A moderate effect of reducing the lateral stiffness in the primary suspension can be observed in motion along an ST (Figure 10). The critical velocity v_n decreases from 37.2 m/s for nominal k_zy value (38.9⋅10⁵ N/m), to 36.5 m/s for 90% ‧ k_zy ≈ 35⋅10⁵ N/m, and to 35.8 m/s for 80% ‧ k_zy ≈ 31⋅10⁵ N/m. So, the v_n is greater than the required minimum v_n = 33.3 m/s. The nature of the model solutions is analogous for each k_zy value. That is, for velocities lower than v_n, there are stationary solutions only, and for velocities greater than v_n, there are periodic solutions that persist up to velocities greater than 200 m/s.
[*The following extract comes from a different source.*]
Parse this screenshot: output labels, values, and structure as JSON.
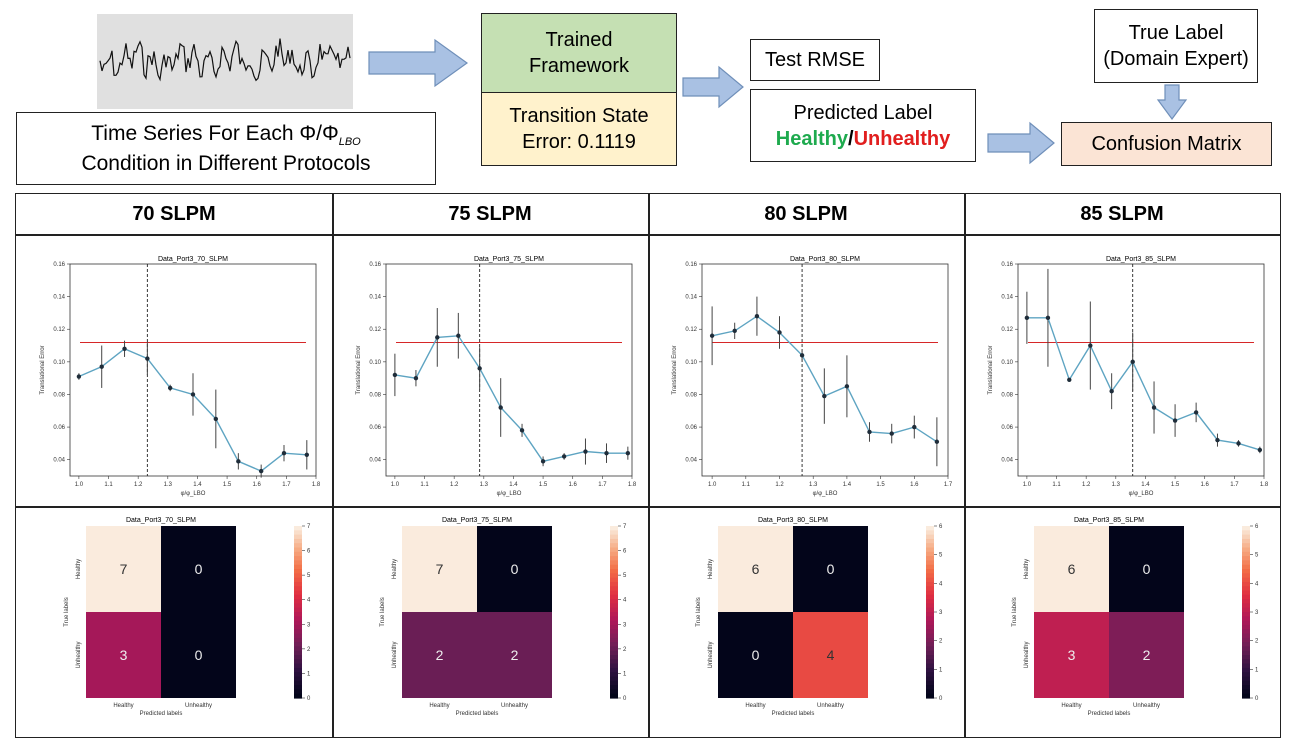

The values of the solutions are similar for each value of k_zy.

The influence of the k_zy on the investigated model parameters is also moderate in the case of motion in curved tracks. The critical velocity is 40.1 m/s for the nominal k_zy value and large radius curve of R = 6000 m (Figure 11). Reducing the lateral stiffness causes a slight decrease in the critical velocity to the values v_n = 39.6 m/s for 90% k_zy and v_n = 39.2 m/s for 80% k_zy, respectively. Stable periodic solutions persist for increased velocity up to about 151 m/s, followed by bifurcation to stationary solutions. Stable stationary solutions exist up to the velocity of about 176 m/s. The model solution values for particular k_zy applied, are similar in the entire velocity range.

The critical velocity is 44.4 m/s on a CC with a smaller R = 3000 m radius, for the nominal value of k_zy = 38.9⋅10⁵ N/m (Figure 12). Reducing the lateral stiffness to 90% k_zydecreased the critical velocity to 44.2 m/s. Further reduction of the lateral stiffness to 80% k_zy reduced the critical velocity to 44 m/s only. So, a moderate influence of the k_zy decrease on the critical velocity on this route is also observed. Values of the model solutions (|y_lw|max and p-t-p of y_lw) for individual k_zy are similar to values on the previously studied routes. Thus, it can be observed that reducing k_zy to 80% of the nominal value reduces the model's critical velocity in the empty state, but not more than by 1 m/s.